2 C = (2 * 12.01) = 24.02

6 H = (6 * 1.008) = 6.048

1 O = (1 * 16.00) = 16.00

total = 46.07 amu OR 46.07 g/mole

46.07g/mole * 3.98 mole = 183g

 

  1. A certain combustible compound, containing C, H and O atoms, is 65.7% C, 12.4% H and 21.9% O by mass. The experimentally determined formula weight is 146 amu. What is the empirical and chemical formula for this compound? (10 points)

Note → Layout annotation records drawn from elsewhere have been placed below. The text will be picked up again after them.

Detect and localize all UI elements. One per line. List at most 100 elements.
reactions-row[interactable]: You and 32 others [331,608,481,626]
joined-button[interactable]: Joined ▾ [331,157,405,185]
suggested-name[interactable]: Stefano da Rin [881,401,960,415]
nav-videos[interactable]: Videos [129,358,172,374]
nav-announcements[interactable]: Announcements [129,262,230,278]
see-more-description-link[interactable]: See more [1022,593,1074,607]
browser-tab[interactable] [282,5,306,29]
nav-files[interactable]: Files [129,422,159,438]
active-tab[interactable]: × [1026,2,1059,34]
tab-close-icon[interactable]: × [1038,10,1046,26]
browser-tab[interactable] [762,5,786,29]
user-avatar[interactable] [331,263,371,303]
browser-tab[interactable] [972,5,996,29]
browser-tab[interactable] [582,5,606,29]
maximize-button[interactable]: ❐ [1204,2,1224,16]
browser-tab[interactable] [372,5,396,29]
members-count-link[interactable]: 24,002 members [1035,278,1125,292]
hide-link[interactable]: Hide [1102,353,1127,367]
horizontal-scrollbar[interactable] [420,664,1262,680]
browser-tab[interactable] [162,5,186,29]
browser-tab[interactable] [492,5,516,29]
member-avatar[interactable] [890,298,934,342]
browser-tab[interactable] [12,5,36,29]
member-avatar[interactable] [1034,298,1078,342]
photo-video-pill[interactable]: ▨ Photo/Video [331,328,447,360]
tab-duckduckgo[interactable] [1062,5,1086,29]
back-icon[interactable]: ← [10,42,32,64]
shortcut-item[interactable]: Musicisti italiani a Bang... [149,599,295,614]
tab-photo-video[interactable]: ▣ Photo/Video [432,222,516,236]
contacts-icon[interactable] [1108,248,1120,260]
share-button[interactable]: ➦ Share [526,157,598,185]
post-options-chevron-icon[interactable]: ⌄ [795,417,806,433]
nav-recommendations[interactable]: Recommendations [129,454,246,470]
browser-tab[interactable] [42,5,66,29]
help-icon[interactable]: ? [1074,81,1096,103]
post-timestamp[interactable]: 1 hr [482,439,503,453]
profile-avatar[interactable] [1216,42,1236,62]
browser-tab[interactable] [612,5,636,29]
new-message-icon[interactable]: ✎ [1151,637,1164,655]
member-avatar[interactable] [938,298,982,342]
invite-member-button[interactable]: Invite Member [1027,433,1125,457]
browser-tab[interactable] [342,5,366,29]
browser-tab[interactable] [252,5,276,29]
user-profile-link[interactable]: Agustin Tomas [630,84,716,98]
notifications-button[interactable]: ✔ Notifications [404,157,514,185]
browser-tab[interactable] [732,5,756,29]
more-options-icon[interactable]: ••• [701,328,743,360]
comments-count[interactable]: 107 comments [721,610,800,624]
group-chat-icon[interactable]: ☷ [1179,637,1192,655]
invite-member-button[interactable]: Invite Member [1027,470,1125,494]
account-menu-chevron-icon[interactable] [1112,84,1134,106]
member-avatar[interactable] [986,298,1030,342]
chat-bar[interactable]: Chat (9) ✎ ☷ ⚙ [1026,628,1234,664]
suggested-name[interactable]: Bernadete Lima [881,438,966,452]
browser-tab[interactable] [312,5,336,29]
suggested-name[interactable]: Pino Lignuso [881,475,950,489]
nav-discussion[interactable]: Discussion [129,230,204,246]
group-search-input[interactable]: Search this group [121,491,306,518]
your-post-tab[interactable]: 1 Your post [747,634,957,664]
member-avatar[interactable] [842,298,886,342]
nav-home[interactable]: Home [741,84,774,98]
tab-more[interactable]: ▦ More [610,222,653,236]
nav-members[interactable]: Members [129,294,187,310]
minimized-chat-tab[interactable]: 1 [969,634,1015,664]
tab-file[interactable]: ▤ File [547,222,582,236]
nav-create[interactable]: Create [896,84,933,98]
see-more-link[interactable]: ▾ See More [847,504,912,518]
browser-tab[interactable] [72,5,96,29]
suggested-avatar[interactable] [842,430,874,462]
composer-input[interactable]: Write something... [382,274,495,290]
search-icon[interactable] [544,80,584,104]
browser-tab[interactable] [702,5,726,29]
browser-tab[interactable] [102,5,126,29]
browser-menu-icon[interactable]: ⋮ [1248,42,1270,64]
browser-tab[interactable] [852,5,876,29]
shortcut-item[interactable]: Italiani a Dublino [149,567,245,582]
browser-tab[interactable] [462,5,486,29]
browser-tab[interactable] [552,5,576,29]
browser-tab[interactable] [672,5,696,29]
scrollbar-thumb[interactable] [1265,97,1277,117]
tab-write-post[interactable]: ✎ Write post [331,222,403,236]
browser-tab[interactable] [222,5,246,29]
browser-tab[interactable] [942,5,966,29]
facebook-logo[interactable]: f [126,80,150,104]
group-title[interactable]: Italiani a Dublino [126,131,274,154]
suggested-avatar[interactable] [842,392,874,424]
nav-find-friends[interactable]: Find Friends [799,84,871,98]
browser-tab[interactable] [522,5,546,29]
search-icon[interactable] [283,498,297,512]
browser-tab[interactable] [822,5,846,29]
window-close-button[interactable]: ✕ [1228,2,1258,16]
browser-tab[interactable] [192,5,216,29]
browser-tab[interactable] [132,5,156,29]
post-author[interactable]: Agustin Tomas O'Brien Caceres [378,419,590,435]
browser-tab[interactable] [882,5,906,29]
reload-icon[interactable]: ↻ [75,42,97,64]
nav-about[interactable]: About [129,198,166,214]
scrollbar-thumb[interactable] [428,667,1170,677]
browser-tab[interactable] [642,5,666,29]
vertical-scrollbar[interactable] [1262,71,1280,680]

    2. 65.7g * (1mole C/12.01g) = 5.47 mole C

    12.4g * (1mole H/1.008g) = 12.3 mole H

    21.9g * (1mole O/16.0g) = 1.37 mole O

    5.47/1.37 = 3.99 mole C, which is ~ 4 mole C

    12.3/1.37 = 8.98 mole H, which is ~ 9 mole H

    1.37/1.37 = 1 mole O

    Therefore, the empirical formula is: C4H9O

    This has a formula weight of:

    4 C = (4 * 12.01) = 48.04

    9 H = (9 * 1.008) = 9.072

    1 O = (1 * 16.00) = 16.00

    (48.04 + 9.072 + 16.00) = 73.1 amu

    This is one-half of the experimentally derived formula weight of 146 amu.

    Therefore, the chemical formula is: C8H18O2

  2. Hexane has the formula C6H14 and can be combusted in the presence of oxygen. If 8.0 g of hexane is combusted in the presence of 5.2 g of O2, what is the limiting reagent? How many grams of water will be produced? (Be sure to show the balanced equation for this reaction). (20 points)

    3. 2C6H14 + 19O2 -> 12CO2 + 14H2O

    C6H14 = (6 * 12.01) + (14 * 1.008) = 86.2 amu or 86.2 g/mole

    O2 = (2 * 16.00) = 32.0 amu or 32.0 g/mole

    8.0 g C6H14 * (1 mole/86.2g) = 0.0928 moles C6H14

    5.2 g O2 * (1 mole/32.0g) = 0.163 moles O2

    0.0928 moles C6H14 * (14H2O/2C6H14) = 0.650 moles H2O if oxygen unlimited

    0.163 moles O2 * (14H2O/19O2) = 0.120 moles of H2O if hexane unlimited

    Therefore, O2 is the limiting reagent, and the most H2O we can make is 0.120 moles

    H2O = (2 * 1.008) + (1 * 16.0) = 18.01 amu or 18.01 g/mole

    18.01 g/mole * 0.120 moles H2O = 2.16 g H2O

     

  3. What is the molarity of a 3.5 liter solution of water containing 84.5 g of Ammonium Sulfate (NH4)2SO4? (5 points)

    4. 2N = (2 * 14.01) = 28.02 amu

    8H = (8 * 1.008) = 8.064 amu

    1S = (1 * 32.07) = 32.07 amu

    4O = (4 * 16.0) = 64.00 amu

    (NH4)2SO4 = (28.02 + 8.064 + 32.07 + 64.0) = 132 amu or 132.0 g/mole

    84.5 g * (1mole / 132 g) = 0.64 moles

    0.64moles / 3.5 L = 0.183 molar solution

     

     

  4. You have a stock solution of 5.0 M NaCl and some pure water. How would you use these to produce 4.2 liters of a 0.15 molar solution of NaCl (state exactly how much volume of each you would use)? (10 points)

(4.2 L * 0.15 M) = (X L * 5.0 M)

X L = (4.2 L * 0.15 M)/(5.0 M) = 0.126 L

4.2 L - 0.126 L = 4.074 L

Therefore, take 0.126 L of the 5.0 M stock NaCl solution and add to it 4.074 L of H2O.